Circuit de F1 en Ile de France : l'anti-Grenelle ?

Un projet de circuit de F1 à Flins empiète sur 175 ha d'agriculture biologique en bord de Seine, dans un site préservé, zone de captage d'eau qui plus est, alimentant une nappe phréatique majeure d'Ile de France.

Une actualité originale de Novethic

Samedi 13 juin aux Mureaux, une manifestation a rassemblé plusieurs centaines de personnes contre le projet de circuit de F1, monté par le Conseil Général des Yvelines, en bordure de Seine. Avant eux, les habitants et les élus du Val de Marne ont chassé ce projet de leur territoire. Il a atterri sur une magnifique berge de la Seine, dans un endroit déjà fortement urbanisé, surnommé « la vallée de l’automobile », près de l’usine Renault de Flins-sur-Seine. Après des mois de contestation, divisant jusqu’au gouvernement, ce sont les habitants du Val d’Oise qui s’inquiètent. Un projet concurrent de Flins pourrait prendre la relève du côté de Sarcelles, dans la Plaine de France, en lieu et place de terres agricoles cultivées, comme à Flins.

Captages d’eau menacés

L’affaire est mise entre les mains de l’Elysée, où l’association « Flins sans F1 » a été est reçue le 16 juin par Boris Ravignon, conseiller développement durable de Nicolas Sarkozy. Elle avait déjà rencontré Christine Boutin, présidente par intérim du Conseil général des Yvelines. Tous deux restent prudents sur a décision à venir, malgré la pression des écologistes : une lettre ouverte à Christine Boutin est en effet parue dans les medias, co-signée par Yann-Arthus Bertrand, Greenpeace, WWF et deux organisations agricoles, exhortant Mme Boutin à se rendre sur place. Ce qu'elle a fait, tandis qu’opposants et défenseurs du projet ont discuté pour la première fois autour d'une table.
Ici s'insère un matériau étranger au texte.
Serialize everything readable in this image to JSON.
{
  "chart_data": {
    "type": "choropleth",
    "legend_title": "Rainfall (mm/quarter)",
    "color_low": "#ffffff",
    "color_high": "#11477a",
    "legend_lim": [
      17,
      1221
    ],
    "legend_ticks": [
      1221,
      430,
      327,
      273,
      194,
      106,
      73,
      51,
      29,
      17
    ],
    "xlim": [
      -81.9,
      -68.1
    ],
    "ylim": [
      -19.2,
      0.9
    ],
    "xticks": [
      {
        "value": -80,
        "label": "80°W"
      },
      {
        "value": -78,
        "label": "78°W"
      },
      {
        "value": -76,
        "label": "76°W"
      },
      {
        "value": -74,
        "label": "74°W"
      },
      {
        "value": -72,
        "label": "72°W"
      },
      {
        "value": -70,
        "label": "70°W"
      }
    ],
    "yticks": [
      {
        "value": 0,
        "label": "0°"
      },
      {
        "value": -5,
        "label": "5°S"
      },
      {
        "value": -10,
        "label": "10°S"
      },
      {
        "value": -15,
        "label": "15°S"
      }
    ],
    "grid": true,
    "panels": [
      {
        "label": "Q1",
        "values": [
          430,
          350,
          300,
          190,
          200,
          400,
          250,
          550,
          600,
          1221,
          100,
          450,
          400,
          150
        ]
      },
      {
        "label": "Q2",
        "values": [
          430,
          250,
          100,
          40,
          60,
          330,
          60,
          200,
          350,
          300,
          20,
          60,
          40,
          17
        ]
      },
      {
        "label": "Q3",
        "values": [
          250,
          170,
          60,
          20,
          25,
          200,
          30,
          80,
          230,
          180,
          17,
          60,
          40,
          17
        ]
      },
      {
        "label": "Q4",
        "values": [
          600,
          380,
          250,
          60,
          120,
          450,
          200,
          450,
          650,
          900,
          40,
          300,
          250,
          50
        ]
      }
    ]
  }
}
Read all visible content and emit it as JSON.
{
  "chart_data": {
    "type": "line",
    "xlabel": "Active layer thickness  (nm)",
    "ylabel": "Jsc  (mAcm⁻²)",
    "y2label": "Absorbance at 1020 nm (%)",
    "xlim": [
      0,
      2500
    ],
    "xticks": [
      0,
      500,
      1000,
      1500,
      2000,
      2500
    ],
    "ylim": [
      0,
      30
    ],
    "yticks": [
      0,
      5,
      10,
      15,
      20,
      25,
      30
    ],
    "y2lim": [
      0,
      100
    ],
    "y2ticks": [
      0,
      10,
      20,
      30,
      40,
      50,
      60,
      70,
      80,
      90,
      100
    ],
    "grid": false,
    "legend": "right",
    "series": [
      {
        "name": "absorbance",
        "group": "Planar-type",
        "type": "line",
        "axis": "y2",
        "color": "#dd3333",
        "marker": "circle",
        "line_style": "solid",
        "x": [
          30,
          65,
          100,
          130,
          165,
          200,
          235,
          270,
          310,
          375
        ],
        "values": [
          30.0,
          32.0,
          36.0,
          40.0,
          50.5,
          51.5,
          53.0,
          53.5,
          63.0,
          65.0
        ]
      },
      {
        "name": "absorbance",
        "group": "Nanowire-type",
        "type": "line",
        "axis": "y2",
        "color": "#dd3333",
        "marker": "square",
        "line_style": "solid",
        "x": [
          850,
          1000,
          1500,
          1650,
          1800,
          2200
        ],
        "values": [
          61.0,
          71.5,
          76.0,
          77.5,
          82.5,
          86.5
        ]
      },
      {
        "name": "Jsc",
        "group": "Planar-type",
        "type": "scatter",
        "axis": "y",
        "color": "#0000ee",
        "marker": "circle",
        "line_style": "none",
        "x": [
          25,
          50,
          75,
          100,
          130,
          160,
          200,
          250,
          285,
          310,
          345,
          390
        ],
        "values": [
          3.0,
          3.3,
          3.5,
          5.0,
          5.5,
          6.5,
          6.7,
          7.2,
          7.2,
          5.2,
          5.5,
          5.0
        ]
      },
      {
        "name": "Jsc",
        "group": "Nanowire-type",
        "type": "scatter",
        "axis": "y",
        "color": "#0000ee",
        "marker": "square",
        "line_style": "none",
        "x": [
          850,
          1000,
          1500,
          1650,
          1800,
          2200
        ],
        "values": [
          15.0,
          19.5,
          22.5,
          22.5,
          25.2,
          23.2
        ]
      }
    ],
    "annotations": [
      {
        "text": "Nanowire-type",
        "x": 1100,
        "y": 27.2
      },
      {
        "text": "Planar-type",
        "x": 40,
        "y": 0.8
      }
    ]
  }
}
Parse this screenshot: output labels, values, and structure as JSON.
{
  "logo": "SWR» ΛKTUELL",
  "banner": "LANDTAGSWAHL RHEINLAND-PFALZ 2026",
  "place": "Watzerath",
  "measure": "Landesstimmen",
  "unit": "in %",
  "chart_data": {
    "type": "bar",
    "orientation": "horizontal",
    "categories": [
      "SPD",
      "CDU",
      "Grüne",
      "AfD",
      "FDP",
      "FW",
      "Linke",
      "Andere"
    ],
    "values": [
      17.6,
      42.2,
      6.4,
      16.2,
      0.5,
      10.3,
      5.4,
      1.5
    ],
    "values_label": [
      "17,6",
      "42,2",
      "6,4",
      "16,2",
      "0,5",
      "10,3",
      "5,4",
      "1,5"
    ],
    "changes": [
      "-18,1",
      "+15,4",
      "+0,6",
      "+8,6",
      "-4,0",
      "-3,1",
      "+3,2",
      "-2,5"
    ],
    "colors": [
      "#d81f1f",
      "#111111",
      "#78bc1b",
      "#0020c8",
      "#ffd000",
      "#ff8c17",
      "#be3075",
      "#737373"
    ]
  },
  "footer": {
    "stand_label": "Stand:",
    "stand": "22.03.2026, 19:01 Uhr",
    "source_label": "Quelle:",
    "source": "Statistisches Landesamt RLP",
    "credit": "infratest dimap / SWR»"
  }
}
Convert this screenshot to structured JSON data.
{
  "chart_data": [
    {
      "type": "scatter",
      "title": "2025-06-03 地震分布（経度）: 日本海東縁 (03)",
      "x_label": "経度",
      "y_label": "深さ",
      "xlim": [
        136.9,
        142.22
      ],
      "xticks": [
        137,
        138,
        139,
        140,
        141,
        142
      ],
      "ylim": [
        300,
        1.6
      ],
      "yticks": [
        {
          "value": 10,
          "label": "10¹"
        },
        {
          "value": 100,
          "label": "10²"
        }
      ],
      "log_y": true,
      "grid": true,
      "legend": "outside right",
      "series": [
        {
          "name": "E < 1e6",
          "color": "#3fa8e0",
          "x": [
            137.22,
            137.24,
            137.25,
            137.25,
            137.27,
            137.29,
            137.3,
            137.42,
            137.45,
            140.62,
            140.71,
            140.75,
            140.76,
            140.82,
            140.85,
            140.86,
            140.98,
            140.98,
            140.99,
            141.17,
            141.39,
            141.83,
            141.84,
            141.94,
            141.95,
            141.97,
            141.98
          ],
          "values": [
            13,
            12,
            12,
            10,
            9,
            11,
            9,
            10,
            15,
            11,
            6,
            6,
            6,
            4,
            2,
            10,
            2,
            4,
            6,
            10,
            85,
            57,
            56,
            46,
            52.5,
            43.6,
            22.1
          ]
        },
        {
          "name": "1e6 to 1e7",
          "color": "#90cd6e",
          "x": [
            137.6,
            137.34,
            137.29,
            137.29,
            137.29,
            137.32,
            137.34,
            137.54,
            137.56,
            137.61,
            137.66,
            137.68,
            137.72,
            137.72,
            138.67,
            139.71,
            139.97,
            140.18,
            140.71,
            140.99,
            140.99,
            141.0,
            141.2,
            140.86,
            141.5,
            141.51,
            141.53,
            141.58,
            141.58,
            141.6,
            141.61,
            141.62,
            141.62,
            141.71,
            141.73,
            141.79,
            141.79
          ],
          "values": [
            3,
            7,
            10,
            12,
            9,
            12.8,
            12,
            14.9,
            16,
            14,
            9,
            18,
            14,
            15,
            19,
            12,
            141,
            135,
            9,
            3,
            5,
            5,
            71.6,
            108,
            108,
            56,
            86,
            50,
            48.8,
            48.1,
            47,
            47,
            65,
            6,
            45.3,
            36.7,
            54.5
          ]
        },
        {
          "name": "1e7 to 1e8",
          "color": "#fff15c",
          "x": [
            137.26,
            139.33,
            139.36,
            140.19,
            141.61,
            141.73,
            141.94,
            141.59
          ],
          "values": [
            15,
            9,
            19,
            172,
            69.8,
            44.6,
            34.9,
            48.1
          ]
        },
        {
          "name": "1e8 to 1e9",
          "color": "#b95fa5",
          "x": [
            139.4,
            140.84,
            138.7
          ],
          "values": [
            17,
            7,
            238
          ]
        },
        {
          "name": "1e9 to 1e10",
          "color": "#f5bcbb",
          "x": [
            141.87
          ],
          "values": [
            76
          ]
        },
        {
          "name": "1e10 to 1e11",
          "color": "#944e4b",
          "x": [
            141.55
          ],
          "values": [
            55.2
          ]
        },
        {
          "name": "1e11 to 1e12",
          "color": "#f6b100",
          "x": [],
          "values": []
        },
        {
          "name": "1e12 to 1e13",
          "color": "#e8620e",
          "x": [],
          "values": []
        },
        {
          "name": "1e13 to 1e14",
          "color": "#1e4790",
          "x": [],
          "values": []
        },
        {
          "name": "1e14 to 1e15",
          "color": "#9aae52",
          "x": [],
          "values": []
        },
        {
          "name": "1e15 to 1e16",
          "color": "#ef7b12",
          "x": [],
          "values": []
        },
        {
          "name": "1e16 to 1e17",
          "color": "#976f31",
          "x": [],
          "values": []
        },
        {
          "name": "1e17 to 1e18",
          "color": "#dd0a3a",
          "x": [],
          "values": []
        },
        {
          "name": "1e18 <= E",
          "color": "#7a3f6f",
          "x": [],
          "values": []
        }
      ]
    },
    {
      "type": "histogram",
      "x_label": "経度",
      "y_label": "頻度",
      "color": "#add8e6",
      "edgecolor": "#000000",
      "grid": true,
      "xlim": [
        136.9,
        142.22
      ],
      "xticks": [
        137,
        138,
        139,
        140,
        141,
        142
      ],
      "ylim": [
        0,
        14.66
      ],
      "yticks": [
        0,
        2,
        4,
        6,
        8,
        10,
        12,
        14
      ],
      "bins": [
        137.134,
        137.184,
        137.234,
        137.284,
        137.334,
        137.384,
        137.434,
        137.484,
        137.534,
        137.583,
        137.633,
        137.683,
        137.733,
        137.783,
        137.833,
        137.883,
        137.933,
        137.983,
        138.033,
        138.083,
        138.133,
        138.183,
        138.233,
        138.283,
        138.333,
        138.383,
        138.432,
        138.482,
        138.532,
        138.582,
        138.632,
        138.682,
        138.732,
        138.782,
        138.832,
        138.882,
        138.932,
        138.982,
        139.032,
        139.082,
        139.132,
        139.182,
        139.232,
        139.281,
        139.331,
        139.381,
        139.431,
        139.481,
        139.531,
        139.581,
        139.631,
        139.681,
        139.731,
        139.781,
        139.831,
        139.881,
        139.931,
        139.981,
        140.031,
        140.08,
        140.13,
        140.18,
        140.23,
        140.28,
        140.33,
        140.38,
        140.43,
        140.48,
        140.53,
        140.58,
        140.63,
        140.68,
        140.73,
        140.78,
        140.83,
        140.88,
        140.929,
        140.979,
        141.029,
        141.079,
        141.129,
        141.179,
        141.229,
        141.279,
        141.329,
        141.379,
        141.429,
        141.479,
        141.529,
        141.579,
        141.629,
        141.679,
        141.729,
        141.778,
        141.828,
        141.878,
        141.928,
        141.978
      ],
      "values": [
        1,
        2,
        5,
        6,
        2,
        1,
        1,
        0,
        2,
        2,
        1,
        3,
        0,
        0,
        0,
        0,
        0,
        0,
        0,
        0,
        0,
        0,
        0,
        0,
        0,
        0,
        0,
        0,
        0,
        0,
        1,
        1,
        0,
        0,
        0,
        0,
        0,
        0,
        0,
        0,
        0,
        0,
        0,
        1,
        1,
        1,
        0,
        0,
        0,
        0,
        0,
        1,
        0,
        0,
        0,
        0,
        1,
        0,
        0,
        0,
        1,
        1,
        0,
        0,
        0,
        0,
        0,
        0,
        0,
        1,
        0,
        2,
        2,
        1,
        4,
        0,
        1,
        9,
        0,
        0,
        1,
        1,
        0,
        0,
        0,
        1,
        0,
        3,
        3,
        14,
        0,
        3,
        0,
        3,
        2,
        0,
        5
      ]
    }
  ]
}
De leur côté, Jean-Louis Borloo et Chantal Jouanno se sont clairement opposés au projet de Flins dans les médias. Quand à Bernard Laporte, secrétaire d’Etat au Sport, il a élargi le champ des possibles « à Flins ou ailleurs » et entendu le projet du maire de Sarcelles. Déjà, un collectif Val d’Oise sans F1 se forme. Pour Flins, le gouvernement attend le résultat des études d’impact environnemental avant de se prononcer. Mais l’hypothétique circuit des bords de Seine cumule déjà de multiples recours en justice : associations environnementales, communes du nord de Seine, Groupement des agriculteurs biologiques mais aussi Conseil Régional et ville de Paris, entre autres. Paris a conservé des captages d’eau sur le site et la Région a dans son schéma directeur le projet de tripler les surfaces agricoles biologiques.

Les villes candidates à un nouveau circuit ont le soutien de principe du premier Ministre, fan de sport automobile, qui tient au Grand Prix de France. Or, le « grand Duc » de la F1, un milliardaire britannique du nom de Bernie Ecclestone pose une condition : que la compétition soit proche de Paris, emplacement plus prestigieux pour les réceptions que Magny Cours, où le Grand Prix se court depuis dix-sept ans.

Prestige contre nuisances

Voilà semble-t-il l’argument principal pour ce nouveau circuit. Maigre, par rapport aux multiples arguments contre : nuisances sonores, pollution de l’air, mise en péril d’un captage d’eau, d’une espèce d’oiseau protégé, non durabilité économique de la F1 (le président de la fédération internationale lui-même a lancé un cri d’alarme sur sa non viabilité économique) engloutissement du plan de relance départemental par le projet (112 millions d’euros à minima). La seule image sportive ne fait pas recette dans la région (79% des Franciliens sont contre selon un sondage Canal + ) ni dans le pays (55% des Français selon celui du Figaro). Toutes les grandes ONG environnementales sont montées au créneau.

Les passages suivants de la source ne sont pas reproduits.